Tuesday, June 16, 2009

Featured Book: The Jazz Ear by Ben Ratliff

Copy at Case Memorial Library
"Next we heard 'Seven Steps to Heaven,' performed live by the Miles Davis Quintet — including Herbie Hancock, George Coleman, Ron Carter, and Tony Williams — in 1964. It is fast and confident, even in its improvised coda; Williams's drum solo crackles like gunfire, and Davis's solo is coolly imperious. 'This is the first record I ever got,' [Pat] Metheny said, as a prologue. 'I got this when I was eleven. My older brother Mike, who's a great trumpet player, had a couple of friends who were starting to get interested in jazz.
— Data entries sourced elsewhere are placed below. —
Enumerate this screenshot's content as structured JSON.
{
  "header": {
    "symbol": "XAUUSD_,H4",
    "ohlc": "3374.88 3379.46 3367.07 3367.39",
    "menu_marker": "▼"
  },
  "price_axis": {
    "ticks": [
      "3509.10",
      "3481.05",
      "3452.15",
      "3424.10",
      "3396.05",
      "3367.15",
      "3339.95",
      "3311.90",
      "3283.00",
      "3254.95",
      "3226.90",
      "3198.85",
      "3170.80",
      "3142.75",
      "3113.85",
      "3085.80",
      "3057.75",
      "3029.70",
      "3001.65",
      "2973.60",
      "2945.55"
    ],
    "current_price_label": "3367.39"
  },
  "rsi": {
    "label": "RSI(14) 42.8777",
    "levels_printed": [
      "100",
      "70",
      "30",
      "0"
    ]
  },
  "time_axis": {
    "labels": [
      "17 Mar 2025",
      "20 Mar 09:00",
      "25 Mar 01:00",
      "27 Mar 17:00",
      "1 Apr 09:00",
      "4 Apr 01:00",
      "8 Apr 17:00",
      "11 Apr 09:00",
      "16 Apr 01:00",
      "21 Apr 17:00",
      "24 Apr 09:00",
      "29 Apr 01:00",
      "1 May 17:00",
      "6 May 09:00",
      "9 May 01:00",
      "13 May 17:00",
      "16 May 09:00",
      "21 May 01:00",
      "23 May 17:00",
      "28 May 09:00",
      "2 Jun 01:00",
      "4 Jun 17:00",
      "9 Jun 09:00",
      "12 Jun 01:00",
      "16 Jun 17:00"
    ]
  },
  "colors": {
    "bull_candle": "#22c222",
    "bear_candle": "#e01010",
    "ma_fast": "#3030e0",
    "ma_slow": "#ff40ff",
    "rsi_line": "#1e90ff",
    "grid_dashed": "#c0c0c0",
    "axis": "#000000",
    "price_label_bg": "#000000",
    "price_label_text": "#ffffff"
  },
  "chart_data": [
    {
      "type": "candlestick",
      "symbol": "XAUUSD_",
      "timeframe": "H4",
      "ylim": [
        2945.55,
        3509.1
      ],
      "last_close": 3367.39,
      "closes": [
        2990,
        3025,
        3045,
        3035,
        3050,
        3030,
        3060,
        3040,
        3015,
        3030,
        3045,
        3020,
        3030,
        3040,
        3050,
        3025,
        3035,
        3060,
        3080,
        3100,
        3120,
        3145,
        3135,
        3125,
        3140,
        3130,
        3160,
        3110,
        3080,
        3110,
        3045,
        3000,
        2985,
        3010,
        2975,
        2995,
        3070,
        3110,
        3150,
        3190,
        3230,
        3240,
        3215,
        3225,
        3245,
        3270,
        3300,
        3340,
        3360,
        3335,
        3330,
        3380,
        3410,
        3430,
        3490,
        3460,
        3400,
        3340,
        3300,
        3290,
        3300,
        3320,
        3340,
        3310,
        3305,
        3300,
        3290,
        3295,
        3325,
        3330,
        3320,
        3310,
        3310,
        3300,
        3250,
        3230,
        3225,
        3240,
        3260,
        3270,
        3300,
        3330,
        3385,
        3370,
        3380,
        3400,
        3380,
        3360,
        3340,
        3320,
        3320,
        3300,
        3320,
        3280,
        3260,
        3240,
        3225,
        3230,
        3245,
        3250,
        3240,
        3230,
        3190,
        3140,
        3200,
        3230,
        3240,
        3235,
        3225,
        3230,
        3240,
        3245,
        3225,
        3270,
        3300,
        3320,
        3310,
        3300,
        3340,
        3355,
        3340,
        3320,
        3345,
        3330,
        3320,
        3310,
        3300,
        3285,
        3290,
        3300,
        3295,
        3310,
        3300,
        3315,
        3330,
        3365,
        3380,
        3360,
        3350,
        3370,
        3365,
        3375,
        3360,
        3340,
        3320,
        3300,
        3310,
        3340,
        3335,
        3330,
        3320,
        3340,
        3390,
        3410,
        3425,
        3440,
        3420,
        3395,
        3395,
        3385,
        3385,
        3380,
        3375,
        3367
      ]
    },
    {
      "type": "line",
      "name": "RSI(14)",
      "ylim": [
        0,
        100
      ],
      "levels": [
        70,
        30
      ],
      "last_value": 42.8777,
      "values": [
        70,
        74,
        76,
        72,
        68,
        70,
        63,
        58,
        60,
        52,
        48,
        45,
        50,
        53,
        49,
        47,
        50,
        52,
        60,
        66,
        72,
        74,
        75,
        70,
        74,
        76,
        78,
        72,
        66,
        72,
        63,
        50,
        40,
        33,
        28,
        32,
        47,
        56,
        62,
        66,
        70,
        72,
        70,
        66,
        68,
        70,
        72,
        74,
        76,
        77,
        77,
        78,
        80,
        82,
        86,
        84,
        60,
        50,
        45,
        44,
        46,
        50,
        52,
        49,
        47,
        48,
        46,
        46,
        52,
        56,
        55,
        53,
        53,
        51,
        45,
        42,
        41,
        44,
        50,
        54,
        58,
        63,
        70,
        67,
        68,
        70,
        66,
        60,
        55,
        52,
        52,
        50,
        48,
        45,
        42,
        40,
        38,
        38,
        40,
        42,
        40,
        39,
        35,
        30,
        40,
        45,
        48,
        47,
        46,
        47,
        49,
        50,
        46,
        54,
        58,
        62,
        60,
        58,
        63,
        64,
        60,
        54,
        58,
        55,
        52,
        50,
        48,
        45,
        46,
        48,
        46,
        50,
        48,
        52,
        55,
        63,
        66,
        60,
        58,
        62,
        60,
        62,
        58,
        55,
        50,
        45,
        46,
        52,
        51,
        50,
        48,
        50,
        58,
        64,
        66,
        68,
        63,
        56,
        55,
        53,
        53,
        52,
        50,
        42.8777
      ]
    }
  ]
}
He brought this record home. I always hear "jazz is something you really have to learn about, and you develop a taste for it, and da da da," that whole rap. But for me, as an eleven-year-old, within thirty seconds of hearing this record' — he snapped his fingers — 'I was down for life. … I know Herbie really well and I know Tony very well too, and I've talked with them about what was actually going down that night. They thought it was one of the worst gigs they'd ever done. But I was listening to Tony here. … It's such an incredibly fresh way of thinking of time. It sums up so much of what that period was" (p. 20).